Does anybody know which companies are reasonably priced, reliable and speedy installing broadband, any help gratefully received?


----------



## sat (Jul 20, 2008)

As long as you have a landline, then ADSL broadband should be available.
Speeds will depend on a number of things inc distance to the exchange, and quality of the line.
The major players are Movistar, Orange, and Vodafone.
Or see if there is a more local provider, but this is only something someone can help with if you let people know which area of Spain you are in.


----------



## tebo53 (Sep 18, 2014)

KennyM said:


> Does anybody know which companies are reasonably priced, reliable and speedy installing broadband, any help gratefully received?


Hi,

You didn't mention the area you are living.

I use Movistar high speed fibre optic broadband. Very reliable and fast enough for all needs. Expensive though...

Steve


----------



## kalohi (May 6, 2012)

We use O2, which is the "low cost" branch of Movistar. We have a Movistar fiber connection and a Movistar router, all expertly connected by a technician wearing a Movistar uniform. But we pay O2 prices. There are two options: a 600Mg speed connection + landline + movil with 25Gb of data and unlimited calls, for 50€/month. Or 300Mb speed connection + landline + movil with 5Gb data and unlimited calls for 38€/month. 

We are very happy with them. We've never once had a problem. With three people working from home during the lockdown the internet connection came through with flying colors. Works brilliantly all the time.

Before having O2, we had one of the other big name internet providers, also with a fiber connection. We had nothing but problems with them. The internet connection disappeared for hours at a time at least once a week. The landline worked when it felt like it, and eventually not at all. Their customer service was non-existent. I don't know why we didn't change sooner.


----------



## Overandout (Nov 10, 2012)

Don't expect great things from Spanish internet!

We have used quite few companies, some still operate, some went under / got taken over. They're all rubbish.

Currently we have a Movistar dedicated Fibre optic cable rated at 600Mb and still, if my wife is at home working connected to the remote server in the office, my kids using the PS4 and tablet, I still get a "poor internet" warning if I try to use Teams for a video conference....

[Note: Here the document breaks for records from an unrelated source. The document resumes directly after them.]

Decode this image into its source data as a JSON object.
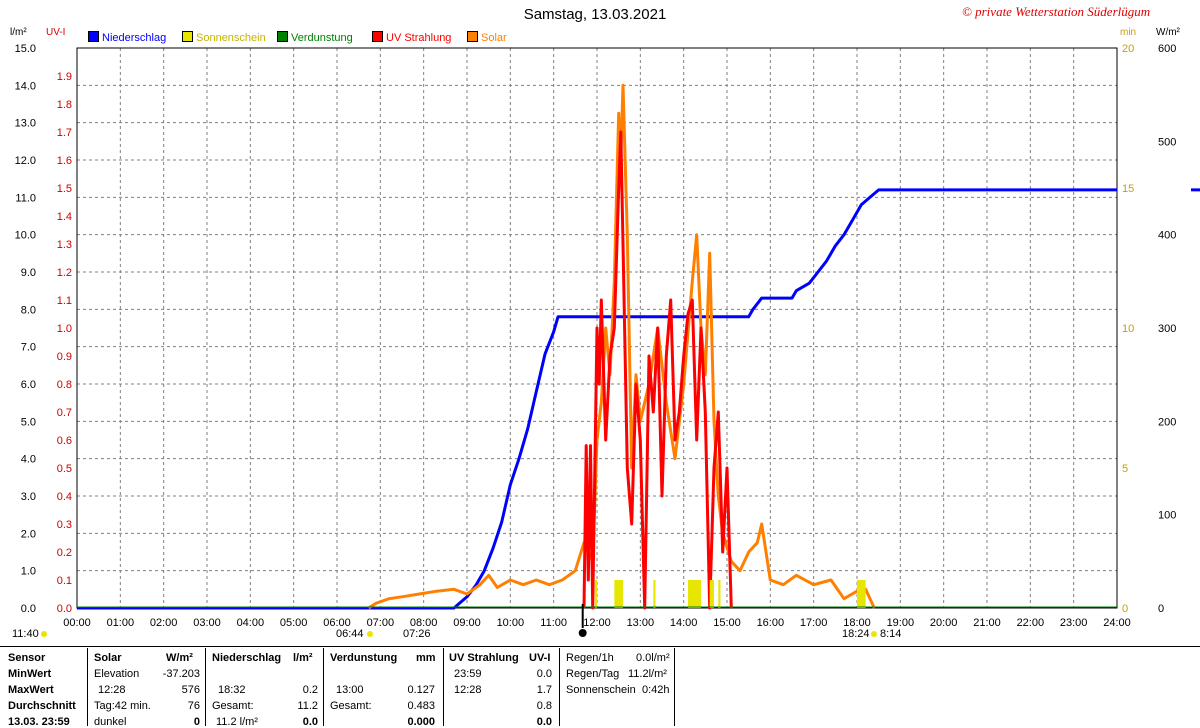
{
  "title": "Samstag, 13.03.2021",
  "station": "© private Wetterstation Süderlügum",
  "legend": [
    {
      "label": "Niederschlag",
      "color": "#0000ff"
    },
    {
      "label": "Sonnenschein",
      "color": "#e6e600"
    },
    {
      "label": "Verdunstung",
      "color": "#008000"
    },
    {
      "label": "UV Strahlung",
      "color": "#ff0000"
    },
    {
      "label": "Solar",
      "color": "#ff8000"
    }
  ],
  "axis_units": {
    "left1": "l/m²",
    "left2": "UV-I",
    "right1": "min",
    "right2": "W/m²"
  },
  "markers": {
    "left_time": "11:40",
    "sunrise_left": "06:44",
    "sunrise_right": "07:26",
    "sunset_left": "18:24",
    "sunset_right": "8:14"
  },
  "chart_data": {
    "type": "line",
    "x_ticks": [
      "00:00",
      "01:00",
      "02:00",
      "03:00",
      "04:00",
      "05:00",
      "06:00",
      "07:00",
      "08:00",
      "09:00",
      "10:00",
      "11:00",
      "12:00",
      "13:00",
      "14:00",
      "15:00",
      "16:00",
      "17:00",
      "18:00",
      "19:00",
      "20:00",
      "21:00",
      "22:00",
      "23:00",
      "24:00"
    ],
    "y_left_precip_ticks": [
      "0.0",
      "1.0",
      "2.0",
      "3.0",
      "4.0",
      "5.0",
      "6.0",
      "7.0",
      "8.0",
      "9.0",
      "10.0",
      "11.0",
      "12.0",
      "13.0",
      "14.0",
      "15.0"
    ],
    "y_left_uv_ticks": [
      "0.0",
      "0.1",
      "0.2",
      "0.3",
      "0.4",
      "0.5",
      "0.6",
      "0.7",
      "0.8",
      "0.9",
      "1.0",
      "1.1",
      "1.2",
      "1.3",
      "1.4",
      "1.5",
      "1.6",
      "1.7",
      "1.8",
      "1.9"
    ],
    "y_right_min_ticks": [
      "0",
      "5",
      "10",
      "15",
      "20"
    ],
    "y_right_solar_ticks": [
      "0",
      "100",
      "200",
      "300",
      "400",
      "500",
      "600"
    ],
    "ylim_precip": [
      0,
      15
    ],
    "ylim_uv": [
      0,
      2.0
    ],
    "ylim_min": [
      0,
      20
    ],
    "ylim_solar": [
      0,
      600
    ],
    "series": [
      {
        "name": "Niederschlag",
        "axis": "precip",
        "color": "#0000ff",
        "points": [
          [
            0,
            0
          ],
          [
            8.7,
            0
          ],
          [
            8.8,
            0.1
          ],
          [
            9.0,
            0.3
          ],
          [
            9.2,
            0.6
          ],
          [
            9.4,
            1.0
          ],
          [
            9.6,
            1.6
          ],
          [
            9.8,
            2.3
          ],
          [
            10.0,
            3.3
          ],
          [
            10.2,
            4.0
          ],
          [
            10.4,
            4.8
          ],
          [
            10.6,
            5.8
          ],
          [
            10.8,
            6.8
          ],
          [
            11.0,
            7.4
          ],
          [
            11.1,
            7.8
          ],
          [
            15.5,
            7.8
          ],
          [
            15.6,
            8.0
          ],
          [
            15.8,
            8.3
          ],
          [
            16.5,
            8.3
          ],
          [
            16.6,
            8.5
          ],
          [
            16.9,
            8.7
          ],
          [
            17.1,
            9.0
          ],
          [
            17.3,
            9.3
          ],
          [
            17.5,
            9.7
          ],
          [
            17.7,
            10.0
          ],
          [
            17.9,
            10.4
          ],
          [
            18.1,
            10.8
          ],
          [
            18.3,
            11.0
          ],
          [
            18.5,
            11.2
          ],
          [
            24,
            11.2
          ]
        ]
      },
      {
        "name": "Solar",
        "axis": "solar",
        "color": "#ff8000",
        "points": [
          [
            6.73,
            0
          ],
          [
            6.9,
            5
          ],
          [
            7.2,
            10
          ],
          [
            7.5,
            12
          ],
          [
            7.9,
            15
          ],
          [
            8.3,
            18
          ],
          [
            8.7,
            20
          ],
          [
            9.0,
            15
          ],
          [
            9.3,
            25
          ],
          [
            9.5,
            35
          ],
          [
            9.7,
            22
          ],
          [
            10.0,
            30
          ],
          [
            10.3,
            25
          ],
          [
            10.6,
            30
          ],
          [
            10.9,
            25
          ],
          [
            11.2,
            30
          ],
          [
            11.5,
            40
          ],
          [
            11.7,
            70
          ],
          [
            11.9,
            50
          ],
          [
            12.0,
            180
          ],
          [
            12.1,
            220
          ],
          [
            12.2,
            300
          ],
          [
            12.3,
            250
          ],
          [
            12.4,
            350
          ],
          [
            12.5,
            530
          ],
          [
            12.55,
            480
          ],
          [
            12.6,
            560
          ],
          [
            12.7,
            400
          ],
          [
            12.8,
            150
          ],
          [
            12.9,
            250
          ],
          [
            13.0,
            200
          ],
          [
            13.2,
            240
          ],
          [
            13.4,
            300
          ],
          [
            13.6,
            220
          ],
          [
            13.8,
            160
          ],
          [
            14.0,
            240
          ],
          [
            14.2,
            350
          ],
          [
            14.3,
            400
          ],
          [
            14.4,
            300
          ],
          [
            14.5,
            250
          ],
          [
            14.6,
            380
          ],
          [
            14.7,
            200
          ],
          [
            14.8,
            120
          ],
          [
            14.9,
            80
          ],
          [
            15.1,
            50
          ],
          [
            15.3,
            40
          ],
          [
            15.5,
            60
          ],
          [
            15.7,
            70
          ],
          [
            15.8,
            90
          ],
          [
            15.9,
            60
          ],
          [
            16.0,
            30
          ],
          [
            16.3,
            25
          ],
          [
            16.6,
            35
          ],
          [
            17.0,
            25
          ],
          [
            17.4,
            30
          ],
          [
            17.7,
            10
          ],
          [
            18.0,
            18
          ],
          [
            18.2,
            20
          ],
          [
            18.3,
            10
          ],
          [
            18.4,
            0
          ]
        ]
      },
      {
        "name": "UV Strahlung",
        "axis": "uv",
        "color": "#ff0000",
        "points": [
          [
            11.7,
            0
          ],
          [
            11.75,
            0.58
          ],
          [
            11.8,
            0.1
          ],
          [
            11.85,
            0.58
          ],
          [
            11.9,
            0
          ],
          [
            12.0,
            1.0
          ],
          [
            12.05,
            0.8
          ],
          [
            12.1,
            1.1
          ],
          [
            12.2,
            0.6
          ],
          [
            12.3,
            0.9
          ],
          [
            12.4,
            1.0
          ],
          [
            12.5,
            1.5
          ],
          [
            12.55,
            1.7
          ],
          [
            12.6,
            1.3
          ],
          [
            12.7,
            0.5
          ],
          [
            12.8,
            0.3
          ],
          [
            12.9,
            0.8
          ],
          [
            13.0,
            0.6
          ],
          [
            13.1,
            0.0
          ],
          [
            13.2,
            0.9
          ],
          [
            13.3,
            0.7
          ],
          [
            13.4,
            1.0
          ],
          [
            13.5,
            0.4
          ],
          [
            13.6,
            0.9
          ],
          [
            13.7,
            1.1
          ],
          [
            13.8,
            0.6
          ],
          [
            13.9,
            0.7
          ],
          [
            14.0,
            0.9
          ],
          [
            14.1,
            1.05
          ],
          [
            14.2,
            1.1
          ],
          [
            14.3,
            0.6
          ],
          [
            14.4,
            1.0
          ],
          [
            14.5,
            0.7
          ],
          [
            14.6,
            0.0
          ],
          [
            14.7,
            0.5
          ],
          [
            14.8,
            0.7
          ],
          [
            14.9,
            0.2
          ],
          [
            15.0,
            0.5
          ],
          [
            15.1,
            0.0
          ]
        ]
      },
      {
        "name": "Sonnenschein",
        "axis": "min",
        "color": "#e6e600",
        "bars": [
          [
            11.95,
            12.0,
            1
          ],
          [
            12.4,
            12.6,
            1
          ],
          [
            13.3,
            13.35,
            1
          ],
          [
            14.1,
            14.4,
            1
          ],
          [
            14.6,
            14.7,
            1
          ],
          [
            14.8,
            14.85,
            1
          ],
          [
            18.0,
            18.2,
            1
          ]
        ]
      }
    ]
  },
  "sensors": {
    "headers": [
      "Sensor",
      "MinWert",
      "MaxWert",
      "Durchschnitt",
      "13.03. 23:59"
    ],
    "solar": {
      "title": "Solar",
      "unit": "W/m²",
      "r1a": "Elevation",
      "r1b": "-37.203",
      "r2a": "12:28",
      "r2b": "576",
      "r3a": "Tag:42 min.",
      "r3b": "76",
      "r4a": "dunkel",
      "r4b": "0"
    },
    "rain": {
      "title": "Niederschlag",
      "unit": "l/m²",
      "r2a": "18:32",
      "r2b": "0.2",
      "r3a": "Gesamt:",
      "r3b": "11.2",
      "r4a": "11.2 l/m²",
      "r4b": "0.0"
    },
    "evap": {
      "title": "Verdunstung",
      "unit": "mm",
      "r2a": "13:00",
      "r2b": "0.127",
      "r3a": "Gesamt:",
      "r3b": "0.483",
      "r4b": "0.000"
    },
    "uv": {
      "title": "UV Strahlung",
      "unit": "UV-I",
      "r1a": "23:59",
      "r1b": "0.0",
      "r2a": "12:28",
      "r2b": "1.7",
      "r3b": "0.8",
      "r4b": "0.0"
    },
    "extra": {
      "r1a": "Regen/1h",
      "r1b": "0.0l/m²",
      "r2a": "Regen/Tag",
      "r2b": "11.2l/m²",
      "r3a": "Sonnenschein",
      "r3b": "0:42h"
    }
  }
}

The speed / capacity they sell you is the maximum, but the real day to day sped / capacity is way below that.


----------



## kalohi (May 6, 2012)

Overandout said:


> Don't expect great things from Spanish internet!
> 
> We have used quite few companies, some still operate, some went under / got taken over. They're all rubbish.
> 
> ...


I'm not doubting that that's your experience. But we do actually get the contracted 600Mb - so what you're describing is not _always_ the case.


----------



## tebo53 (Sep 18, 2014)

kalohi said:


> I'm not doubting that that's your experience. But we do actually get the contracted 600Mb - so what you're describing is not _always_ the case.

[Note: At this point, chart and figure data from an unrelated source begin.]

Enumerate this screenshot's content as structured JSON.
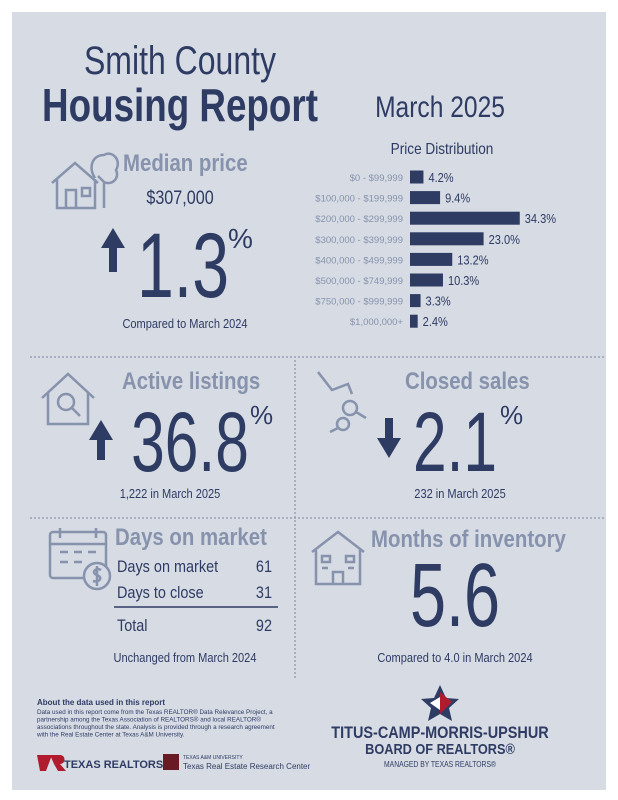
{
  "header": {
    "title_line1": "Smith County",
    "title_line2": "Housing Report",
    "period": "March 2025"
  },
  "median_price": {
    "heading": "Median price",
    "price": "$307,000",
    "change": "1.3",
    "unit": "%",
    "direction": "up",
    "note": "Compared to March 2024"
  },
  "price_distribution": {
    "title": "Price Distribution",
    "categories": [
      "$0 - $99,999",
      "$100,000 - $199,999",
      "$200,000 - $299,999",
      "$300,000 - $399,999",
      "$400,000 - $499,999",
      "$500,000 - $749,999",
      "$750,000 - $999,999",
      "$1,000,000+"
    ],
    "values": [
      4.2,
      9.4,
      34.3,
      23.0,
      13.2,
      10.3,
      3.3,
      2.4
    ],
    "value_labels": [
      "4.2%",
      "9.4%",
      "34.3%",
      "23.0%",
      "13.2%",
      "10.3%",
      "3.3%",
      "2.4%"
    ],
    "color": "#2e3b63"
  },
  "active_listings": {
    "heading": "Active listings",
    "change": "36.8",
    "unit": "%",
    "direction": "up",
    "note": "1,222 in March 2025"
  },
  "closed_sales": {
    "heading": "Closed sales",
    "change": "2.1",
    "unit": "%",
    "direction": "down",
    "note": "232 in March 2025"
  },
  "days_on_market": {
    "heading": "Days on market",
    "rows": [
      [
        "Days on market",
        61
      ],
      [
        "Days to close",
        31
      ],
      [
        "Total",
        92
      ]
    ],
    "note": "Unchanged from March 2024"
  },
  "months_of_inventory": {
    "heading": "Months of inventory",
    "value": "5.6",
    "note": "Compared to 4.0 in March 2024"
  },
  "footer": {
    "about_title": "About the data used in this report",
    "about_lines": [
      "Data used in this report come from the Texas REALTOR® Data Relevance Project, a",
      "partnership among the Texas Association of REALTORS® and local REALTOR®",
      "associations throughout the state. Analysis is provided through a research agreement",
      "with the Real Estate Center at Texas A&M University."
    ],
    "logos": [
      "TEXAS REALTORS",
      "TEXAS A&M UNIVERSITY",
      "Texas Real Estate Research Center"
    ],
    "board": [
      "TITUS-CAMP-MORRIS-UPSHUR",
      "BOARD OF REALTORS®",
      "MANAGED BY TEXAS REALTORS®"
    ]
  }
}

I agree with Kalohi...I've never had any problems with Movistar in the 5 years I've been using them and always had a good connection speed. Always got several phones, laptops, tablets and/or TV running at same time. 

Steve


----------



## Lynn R (Feb 21, 2014)

We have a broadband only service supplied by a small local company (no landline, mobiles or TV included). It's much slower than the current speeds companies like Movistar offer - only 30mbps rather than 600 - but we find it perfectly adequate for streaming live TV, running two laptops and downloading things like TV programmes, films and books. It costs €18 per month, we've been using the same company for several years now and it is very reliable.


----------